J: comme je n’ai pas grandi avec l’œuvre, ça m’a demandé énormément de travail pour incarner le personnage de Mary Poppins. J’ai dû étudier le personnage dans les moindres détails. J’en étais fasciné. J’ai vraiment travaillé fort. Je me suis même présenté à l’audition avec un costume que j’ai commandé sur internet. Je me suis rendu compte que ce n’est pas tout le monde qui peut se permettre de jouer ce personnage-là, qui a le charisme suffisant de Julie Andrews. Il fallait vraiment un comédien afin d’aller chercher toutes les nuances du personnage. Ça m’a permis de reconnecter avec le film lorsque j’ai réalisé l’ampleur du travail et le nombre de couches sous-jacentes. J’ai eu envi de rendre hommage à tous ces artisans qui à l’époque ont donné vie au film grâce à la performance que j’allais faire du personnage de Mary Poppins. Je voulais que le public reconnaisse à travers mon interprétation de ce qui les a jadis animé et qu’il se dise que ce que je leur offrais était exactement ce dont il s’attendait.

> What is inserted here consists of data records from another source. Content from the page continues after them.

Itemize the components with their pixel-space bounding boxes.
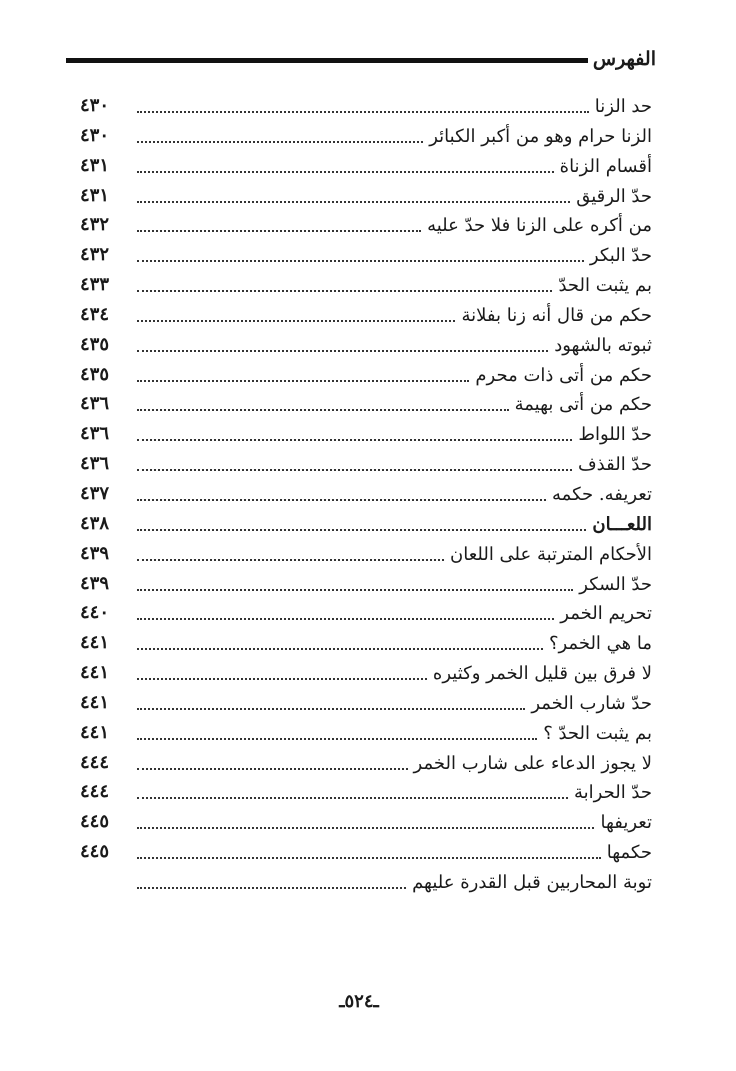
toc-entry-title: حدّ اللواط xyxy=(578,424,652,446)
toc-row xyxy=(80,122,652,152)
toc-entry-page-number: ٤٤٥ xyxy=(80,841,110,863)
toc-entry-page-number: ٤٣٦ xyxy=(80,393,110,415)
dot-leader xyxy=(137,466,572,471)
dot-leader xyxy=(137,556,444,561)
dot-leader xyxy=(137,615,554,620)
toc-entry-page-number: ٤٣٥ xyxy=(80,333,110,355)
header-rule xyxy=(66,58,588,63)
toc-entry-title: لا يجوز الدعاء على شارب الخمر xyxy=(413,752,652,774)
toc-entry-page-number: ٤٣٢ xyxy=(80,244,110,266)
dot-leader xyxy=(137,377,469,382)
toc-entry xyxy=(137,632,652,656)
toc-entry-page-number: ٤٤١ xyxy=(80,662,110,684)
toc-entry xyxy=(137,423,652,447)
toc-entry-page-number: ٤٤٤ xyxy=(80,781,110,803)
table-of-contents xyxy=(80,92,652,898)
toc-entry-title: لا فرق بين قليل الخمر وكثيره xyxy=(432,663,652,685)
toc-row xyxy=(80,182,652,212)
dot-leader xyxy=(137,138,423,143)
dot-leader xyxy=(137,854,601,859)
toc-entry-page-number: ٤٤٠ xyxy=(80,602,110,624)
toc-row xyxy=(80,719,652,749)
toc-entry xyxy=(137,95,652,119)
toc-entry xyxy=(137,364,652,388)
toc-entry-title: حد الزنا xyxy=(594,96,652,117)
toc-entry-page-number: ٤٤١ xyxy=(80,691,110,713)
dot-leader xyxy=(137,794,568,799)
toc-entry-title: تعريفها xyxy=(600,812,652,834)
toc-entry-page-number: ٤٤٤ xyxy=(80,751,110,773)
toc-entry xyxy=(137,244,652,268)
dot-leader xyxy=(137,406,509,411)
toc-entry xyxy=(137,453,652,477)
toc-entry xyxy=(137,334,652,358)
toc-entry-title: اللعـــان xyxy=(592,513,652,535)
toc-entry-page-number: ٤٣٠ xyxy=(80,95,110,116)
dot-leader xyxy=(137,675,427,680)
dot-leader xyxy=(137,198,570,203)
toc-entry-title: تعريفه. حكمه xyxy=(552,483,652,505)
dot-leader xyxy=(137,317,455,322)
dot-leader xyxy=(137,586,573,591)
toc-row xyxy=(80,540,652,570)
toc-entry-title: ثبوته بالشهود xyxy=(554,334,652,356)
toc-entry-title: من أكره على الزنا فلا حدّ عليه xyxy=(427,215,652,237)
toc-row xyxy=(80,211,652,241)
toc-row xyxy=(80,629,652,659)
toc-entry-title: ما هي الخمر؟ xyxy=(548,633,652,655)
toc-entry-title: بم يثبت الحدّ ؟ xyxy=(543,722,652,744)
toc-entry xyxy=(137,214,652,238)
toc-row xyxy=(80,480,652,510)
dot-leader xyxy=(137,108,589,113)
toc-entry-title: توبة المحاربين قبل القدرة عليهم xyxy=(412,871,652,893)
toc-row xyxy=(80,301,652,331)
toc-row xyxy=(80,659,652,689)
toc-entry-title: الزنا حرام وهو من أكبر الكبائر xyxy=(429,125,652,147)
toc-entry-page-number: ٤٣٤ xyxy=(80,303,110,325)
toc-entry xyxy=(137,483,652,507)
toc-row xyxy=(80,450,652,480)
toc-row xyxy=(80,331,652,361)
page-title: الفهرس xyxy=(592,48,656,70)
toc-entry-page-number: ٤٣٣ xyxy=(80,274,110,296)
toc-row xyxy=(80,749,652,779)
toc-entry xyxy=(137,513,652,537)
page-number-footer: ـ٥٢٤ـ xyxy=(339,991,379,1012)
toc-entry xyxy=(137,871,652,895)
toc-entry-page-number: ٤٣٢ xyxy=(80,214,110,236)
toc-entry-title: حدّ السكر xyxy=(579,573,652,595)
toc-row xyxy=(80,92,652,122)
toc-entry-title: حدّ الحرابة xyxy=(574,782,652,804)
toc-row xyxy=(80,689,652,719)
toc-entry-page-number: ٤٣١ xyxy=(80,184,110,206)
toc-entry xyxy=(137,304,652,328)
toc-entry xyxy=(137,602,652,626)
toc-entry-page-number: ٤٤١ xyxy=(80,721,110,743)
toc-entry-title: حكمها xyxy=(606,842,652,864)
toc-row xyxy=(80,271,652,301)
toc-row xyxy=(80,778,652,808)
toc-row xyxy=(80,390,652,420)
dot-leader xyxy=(137,347,548,352)
toc-row xyxy=(80,361,652,391)
dot-leader xyxy=(137,735,537,740)
toc-entry xyxy=(137,125,652,149)
toc-entry-title: تحريم الخمر xyxy=(560,603,652,625)
toc-entry-title: حكم من أتى ذات محرم xyxy=(475,364,652,386)
dot-leader xyxy=(137,257,584,262)
toc-entry-page-number: ٤٣٦ xyxy=(80,453,110,475)
toc-entry xyxy=(137,811,652,835)
dot-leader xyxy=(137,884,406,889)
toc-entry xyxy=(137,393,652,417)
toc-entry xyxy=(137,692,652,716)
toc-row xyxy=(80,570,652,600)
toc-entry-title: حدّ القذف xyxy=(578,454,652,476)
toc-entry-page-number: ٤٣٩ xyxy=(80,572,110,594)
toc-entry-page-number: ٤٣٥ xyxy=(80,363,110,385)
dot-leader xyxy=(137,526,586,531)
toc-entry-title: حكم من قال أنه زنا بفلانة xyxy=(461,304,652,326)
toc-entry-page-number: ٤٤١ xyxy=(80,632,110,654)
toc-entry xyxy=(137,752,652,776)
toc-entry xyxy=(137,274,652,298)
toc-row xyxy=(80,808,652,838)
toc-entry xyxy=(137,722,652,746)
toc-row xyxy=(80,420,652,450)
toc-entry-page-number: ٤٤٥ xyxy=(80,811,110,833)
toc-entry xyxy=(137,155,652,179)
dot-leader xyxy=(137,765,408,770)
toc-entry-page-number: ٤٣١ xyxy=(80,154,110,176)
toc-entry xyxy=(137,841,652,865)
toc-entry-title: حدّ البكر xyxy=(589,245,652,267)
toc-entry xyxy=(137,662,652,686)
dot-leader xyxy=(137,645,543,650)
dot-leader xyxy=(137,287,552,292)
dot-leader xyxy=(137,824,594,829)
dot-leader xyxy=(137,168,554,173)
toc-entry-title: أقسام الزناة xyxy=(559,155,652,177)
toc-row xyxy=(80,838,652,868)
toc-row xyxy=(80,868,652,898)
toc-entry-title: الأحكام المترتبة على اللعان xyxy=(449,543,652,565)
toc-entry-page-number: ٤٣٦ xyxy=(80,423,110,445)
toc-entry xyxy=(137,573,652,597)
toc-entry-title: حدّ شارب الخمر xyxy=(531,692,652,714)
toc-entry-page-number: ٤٣٩ xyxy=(80,542,110,564)
toc-entry-page-number: ٤٣٧ xyxy=(80,482,110,504)
toc-entry-title: حكم من أتى بهيمة xyxy=(514,394,652,416)
toc-entry-title: بم يثبت الحدّ xyxy=(558,275,652,297)
page-header xyxy=(66,44,656,74)
toc-entry-page-number: ٤٣٠ xyxy=(80,124,110,146)
dot-leader xyxy=(137,705,525,710)
toc-row xyxy=(80,241,652,271)
toc-row xyxy=(80,510,652,540)
dot-leader xyxy=(137,436,572,441)
toc-row xyxy=(80,599,652,629)
toc-entry xyxy=(137,543,652,567)
toc-entry xyxy=(137,185,652,209)
toc-entry xyxy=(137,781,652,805)
toc-row xyxy=(80,152,652,182)
toc-entry-page-number: ٤٣٨ xyxy=(80,512,110,534)
dot-leader xyxy=(137,496,546,501)
dot-leader xyxy=(137,227,421,232)
toc-entry-title: حدّ الرقيق xyxy=(576,185,652,207)
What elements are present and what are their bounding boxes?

É: Lorsque j’ai monté le numéro, je n’avais pas accès au film. Aussi bien rendu fut-il, tout était imprégné en moi. Je l’ai fait par désir, pour me faire plaisir à moi. J’ai choisi cette sécurité-là comme premier numéro. Quand j’ai compris que Julie Andrews fonctionnait sur scène, j’ai ouvert mes horizons en offrant du Sound of music, My fair lady et Camelot. Je l’ai toujours fait de manière naturelle. Je n’ai jamais pris le temps d’analyser les traits de l’actrice. Je crois que tout l’aspect digne m’animait, ça venait me chercher au point de m’en imprégner. Bref, j’ai eu la chance de l’avoir en moi et elle m’a toujours bien servi.
- Comment fait-on pour se détacher de l’étiquette qu’on nous colle après avoir incarné un personnage aussi fort?

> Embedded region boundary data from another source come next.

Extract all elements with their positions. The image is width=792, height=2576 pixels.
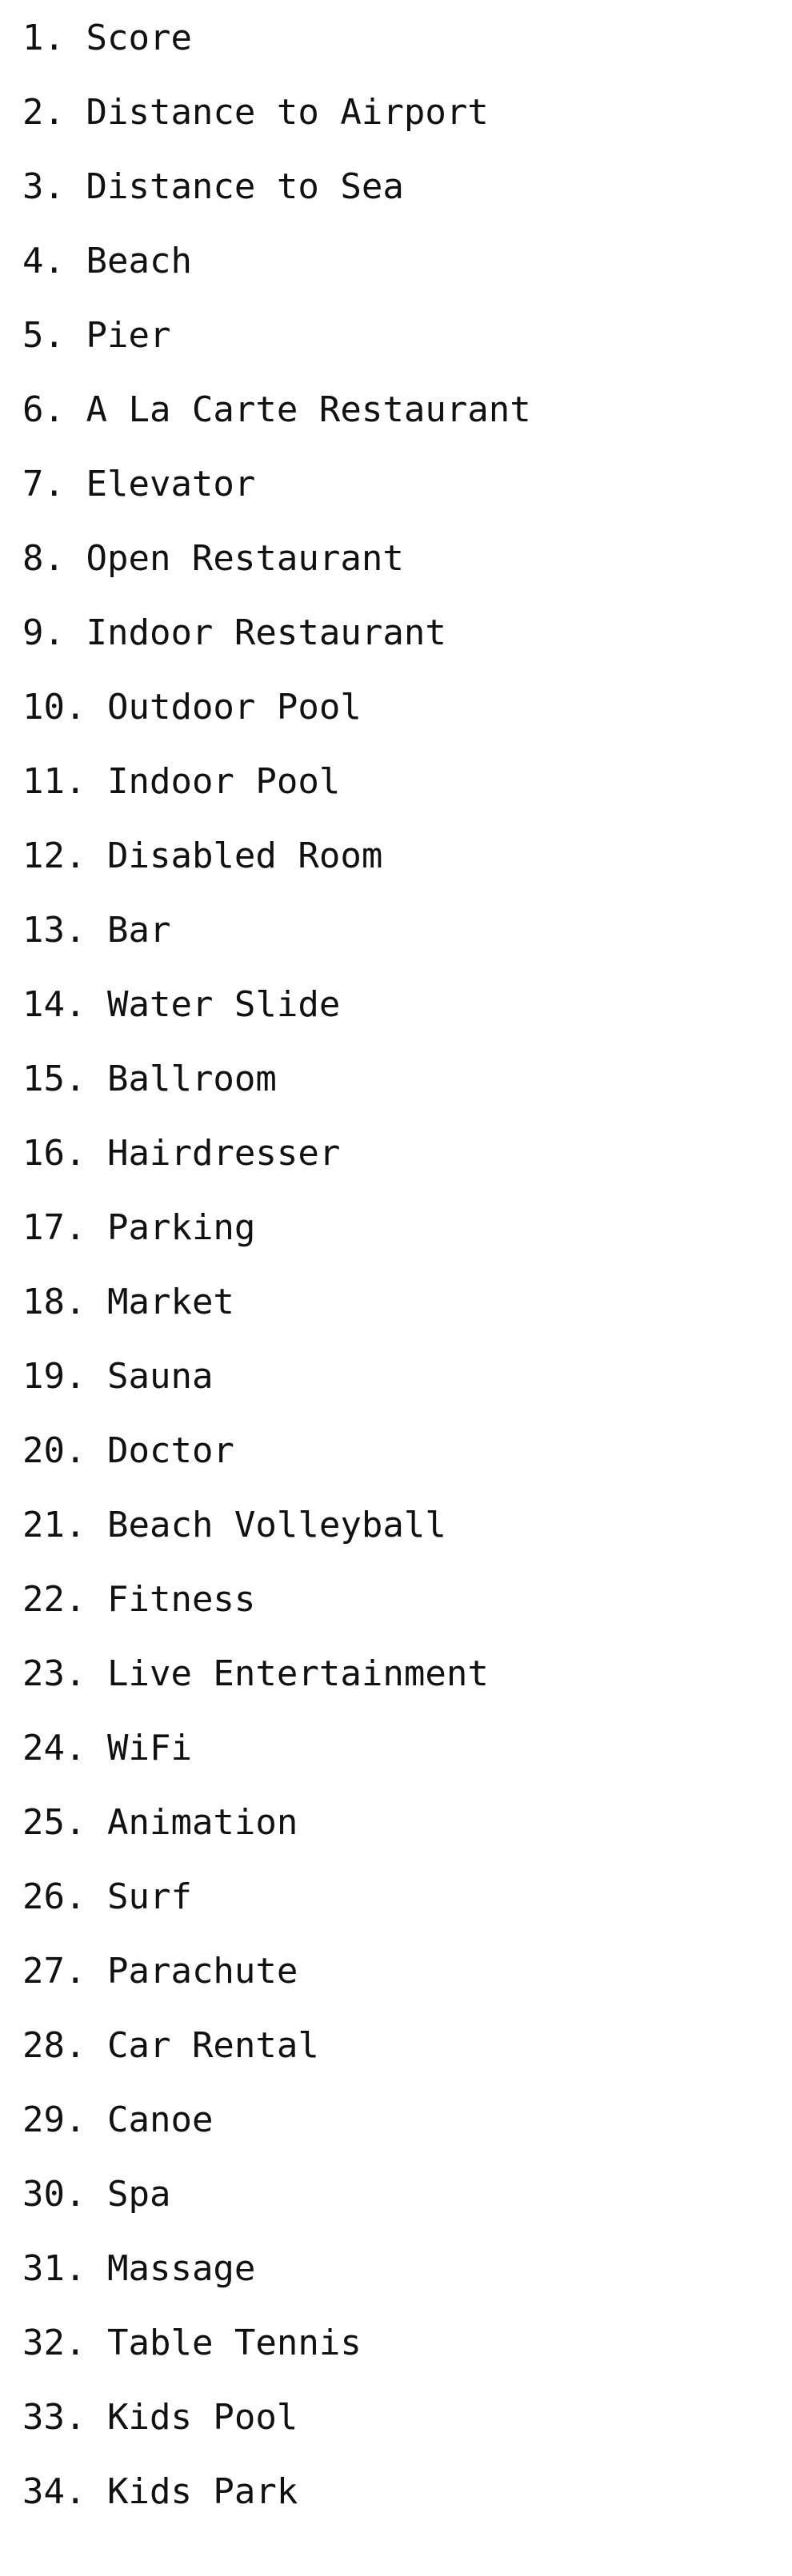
- list-item-number: 16.: [22, 1133, 86, 1174]
- list-item-label: Parachute: [106, 1951, 298, 1992]
- list-item-number: 20.: [22, 1430, 86, 1471]
- list-item-label: A La Carte Restaurant: [86, 389, 531, 430]
- list-item-number: 32.: [22, 2323, 86, 2363]
- list-item-number: 7.: [22, 464, 65, 504]
- list-item-label: Score: [86, 18, 192, 58]
- list-item-number: 11.: [22, 761, 86, 802]
- list-item-label: Car Rental: [106, 2025, 319, 2066]
- list-item-number: 28.: [22, 2025, 86, 2066]
- list-item-label: Disabled Room: [106, 835, 383, 876]
- list-item-label: Spa: [106, 2174, 171, 2215]
- list-item-number: 10.: [22, 687, 86, 728]
- list-item-number: 6.: [22, 389, 65, 430]
- list-item: [22, 389, 531, 464]
- list-item-label: Kids Park: [106, 2471, 298, 2512]
- list-item: [22, 92, 531, 166]
- list-item: [22, 2174, 531, 2248]
- list-item-label: Bar: [106, 910, 171, 951]
- list-item-number: 15.: [22, 1059, 86, 1099]
- list-item-label: Market: [106, 1282, 234, 1322]
- list-item-label: Massage: [106, 2248, 256, 2289]
- list-item: [22, 1802, 531, 1876]
- list-item-number: 12.: [22, 835, 86, 876]
- list-item-number: 30.: [22, 2174, 86, 2215]
- list-item-number: 5.: [22, 315, 65, 356]
- list-item: [22, 1579, 531, 1653]
- list-item: [22, 910, 531, 984]
- list-item-label: Elevator: [86, 464, 256, 504]
- list-item-label: Pier: [86, 315, 171, 356]
- list-item: [22, 687, 531, 761]
- list-item: [22, 315, 531, 389]
- list-item-number: 18.: [22, 1282, 86, 1322]
- list-item-number: 14.: [22, 984, 86, 1025]
- list-item-label: Open Restaurant: [86, 538, 404, 579]
- list-item: [22, 1356, 531, 1430]
- list-item-number: 23.: [22, 1653, 86, 1694]
- list-item-label: Water Slide: [106, 984, 341, 1025]
- list-item: [22, 1207, 531, 1282]
- list-item: [22, 18, 531, 92]
- list-item-number: 19.: [22, 1356, 86, 1397]
- list-item-label: Live Entertainment: [106, 1653, 489, 1694]
- list-item: [22, 1059, 531, 1133]
- list-item-label: Doctor: [106, 1430, 234, 1471]
- list-item: [22, 2397, 531, 2471]
- list-item: [22, 612, 531, 687]
- list-item-number: 8.: [22, 538, 65, 579]
- list-item-number: 9.: [22, 612, 65, 653]
- list-item-number: 29.: [22, 2099, 86, 2140]
- list-item-label: Table Tennis: [106, 2323, 362, 2363]
- list-item-number: 27.: [22, 1951, 86, 1992]
- list-item-label: Fitness: [106, 1579, 256, 1620]
- list-item-number: 17.: [22, 1207, 86, 1248]
- list-item: [22, 2025, 531, 2099]
- list-item: [22, 984, 531, 1059]
- list-item: [22, 464, 531, 538]
- list-item: [22, 166, 531, 241]
- list-item: [22, 2471, 531, 2546]
- list-item-number: 25.: [22, 1802, 86, 1843]
- list-item-label: Animation: [106, 1802, 298, 1843]
- list-item-number: 21.: [22, 1505, 86, 1545]
- list-item-label: Distance to Sea: [86, 166, 404, 207]
- list-item: [22, 2099, 531, 2174]
- list-item-label: Sauna: [106, 1356, 214, 1397]
- list-item: [22, 761, 531, 835]
- list-item-label: Beach: [86, 241, 192, 281]
- list-item: [22, 1133, 531, 1207]
- facility-list: [22, 18, 531, 2546]
- list-item: [22, 1505, 531, 1579]
- list-item-number: 33.: [22, 2397, 86, 2438]
- list-item-label: Kids Pool: [106, 2397, 298, 2438]
- list-item-label: Outdoor Pool: [106, 687, 362, 728]
- list-item-label: Indoor Restaurant: [86, 612, 446, 653]
- list-item: [22, 1282, 531, 1356]
- list-item: [22, 1430, 531, 1505]
- list-item-label: Surf: [106, 1876, 192, 1917]
- list-item-number: 34.: [22, 2471, 86, 2512]
- list-item-number: 31.: [22, 2248, 86, 2289]
- list-item-label: Indoor Pool: [106, 761, 341, 802]
- list-item: [22, 2323, 531, 2397]
- list-item: [22, 1728, 531, 1802]
- list-item-number: 2.: [22, 92, 65, 133]
- list-item: [22, 835, 531, 910]
- list-item: [22, 241, 531, 315]
- list-item: [22, 1951, 531, 2025]
- list-item-label: Distance to Airport: [86, 92, 489, 133]
- list-item-label: Hairdresser: [106, 1133, 341, 1174]
- list-item-label: Canoe: [106, 2099, 214, 2140]
- list-item-number: 13.: [22, 910, 86, 951]
- list-item: [22, 2248, 531, 2323]
- list-item-number: 4.: [22, 241, 65, 281]
- list-item-number: 24.: [22, 1728, 86, 1769]
- list-item-label: Ballroom: [106, 1059, 277, 1099]
- list-item-number: 26.: [22, 1876, 86, 1917]
- list-item-number: 22.: [22, 1579, 86, 1620]
- list-item-label: WiFi: [106, 1728, 192, 1769]
- list-item: [22, 538, 531, 612]
- list-item-number: 1.: [22, 18, 65, 58]
- list-item-label: Beach Volleyball: [106, 1505, 446, 1545]
- list-item-number: 3.: [22, 166, 65, 207]
- list-item: [22, 1876, 531, 1951]
- list-item: [22, 1653, 531, 1728]
- list-item-label: Parking: [106, 1207, 256, 1248]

É: Tant que tu n’as pas un personnage qui est aussi fort que ce que tu as fait, tu demeures rattaché au rôle. Dans mon cas, grâce à la structure des spectacles de drags, tu es invitée à faire 4 chansons dans une même soirée, tu n’as pas le choix de te renouveler. Mary Poppins par exemple, ne représente dans ce cas-ci que 25% de ta soirée. Tu as l’occasion de proposer autre chose au public. C’est le moment d’en profiter pour montrer ce qu’on est capable de faire d’autre.

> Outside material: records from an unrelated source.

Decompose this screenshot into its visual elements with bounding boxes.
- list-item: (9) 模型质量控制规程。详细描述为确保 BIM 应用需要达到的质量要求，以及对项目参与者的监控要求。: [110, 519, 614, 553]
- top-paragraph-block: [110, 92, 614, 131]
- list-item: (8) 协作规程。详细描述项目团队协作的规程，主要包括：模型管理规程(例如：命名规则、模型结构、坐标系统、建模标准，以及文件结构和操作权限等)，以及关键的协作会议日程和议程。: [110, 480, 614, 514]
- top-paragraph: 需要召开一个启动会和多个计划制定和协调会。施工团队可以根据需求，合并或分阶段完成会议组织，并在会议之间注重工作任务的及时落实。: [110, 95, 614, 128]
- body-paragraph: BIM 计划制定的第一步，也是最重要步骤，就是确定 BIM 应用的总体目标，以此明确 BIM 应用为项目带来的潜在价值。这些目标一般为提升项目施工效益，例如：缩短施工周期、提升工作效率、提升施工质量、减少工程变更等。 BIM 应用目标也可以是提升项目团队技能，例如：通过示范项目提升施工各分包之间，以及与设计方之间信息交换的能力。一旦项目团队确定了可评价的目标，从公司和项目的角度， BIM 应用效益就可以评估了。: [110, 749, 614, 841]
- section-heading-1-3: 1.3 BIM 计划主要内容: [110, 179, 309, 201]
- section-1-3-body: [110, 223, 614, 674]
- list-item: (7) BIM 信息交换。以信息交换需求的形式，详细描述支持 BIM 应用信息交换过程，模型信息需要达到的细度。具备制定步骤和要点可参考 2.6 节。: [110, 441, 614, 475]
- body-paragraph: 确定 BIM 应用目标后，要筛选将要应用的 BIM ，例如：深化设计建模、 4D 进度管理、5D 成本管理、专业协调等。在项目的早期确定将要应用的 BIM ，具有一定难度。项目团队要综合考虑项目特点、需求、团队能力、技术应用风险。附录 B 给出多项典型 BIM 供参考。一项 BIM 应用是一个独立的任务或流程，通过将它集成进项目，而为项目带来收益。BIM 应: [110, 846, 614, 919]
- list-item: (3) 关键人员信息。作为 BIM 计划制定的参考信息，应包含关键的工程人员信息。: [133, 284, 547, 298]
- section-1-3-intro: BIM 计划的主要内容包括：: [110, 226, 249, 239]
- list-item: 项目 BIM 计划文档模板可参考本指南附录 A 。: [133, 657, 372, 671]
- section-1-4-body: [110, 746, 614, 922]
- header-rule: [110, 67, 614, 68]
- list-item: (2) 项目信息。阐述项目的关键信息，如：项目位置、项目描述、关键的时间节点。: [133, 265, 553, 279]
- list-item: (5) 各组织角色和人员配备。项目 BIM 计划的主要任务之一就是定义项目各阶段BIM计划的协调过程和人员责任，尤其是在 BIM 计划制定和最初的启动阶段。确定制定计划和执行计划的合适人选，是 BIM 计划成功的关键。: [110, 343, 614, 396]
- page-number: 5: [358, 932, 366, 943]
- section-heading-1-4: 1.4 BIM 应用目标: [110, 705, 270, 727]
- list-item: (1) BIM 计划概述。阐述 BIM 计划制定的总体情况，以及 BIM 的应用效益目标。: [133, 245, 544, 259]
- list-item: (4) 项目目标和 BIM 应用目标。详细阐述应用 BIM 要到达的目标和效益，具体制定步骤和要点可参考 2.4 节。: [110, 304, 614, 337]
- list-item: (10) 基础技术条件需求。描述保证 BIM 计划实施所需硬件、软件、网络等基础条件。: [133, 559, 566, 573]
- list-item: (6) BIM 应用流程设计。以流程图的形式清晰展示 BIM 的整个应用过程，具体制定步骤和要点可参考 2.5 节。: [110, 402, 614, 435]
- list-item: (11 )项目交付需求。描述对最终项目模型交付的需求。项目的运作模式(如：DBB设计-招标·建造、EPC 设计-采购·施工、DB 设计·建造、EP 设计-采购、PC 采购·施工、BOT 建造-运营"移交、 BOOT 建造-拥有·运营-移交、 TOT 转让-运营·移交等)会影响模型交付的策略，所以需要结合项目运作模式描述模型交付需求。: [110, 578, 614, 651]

J: Dans mon cas, ce n’était pas moi. Du moment où je ne suis plus sur la scène, je redeviens moi. Il y a quelque chose d’intouchable avec Mary Poppins que je n’assume pas dans la vie, qui dans mon cas n’existe que sur scène. C’est beaucoup de féminité à porter. Lorsque j’enlevais mon costume, j’avais besoin de casser ça, de renouer avec Joelle. Je ne me serais pas vu toute petite jouer les Mary Poppins dans ma chambre, c’était trop loin de moi. Comparativement à Éric [Érica], c’est devenu une passion, mais pas au point de l’assumer autant dans ma vie de tous les jours. Je ne m’étais jamais permis de penser que je pouvais incarner ce genre de casting-là. Je crois en l’idée qu’il n’y a rien de facile et que parfois, tout simplement, des rôles nous sont tracés. Je ne crois pas avoir été étiqueté à ce rôle car j’ai un visage malléable dont on oublie lorsque je ne suis pas dans le personnage.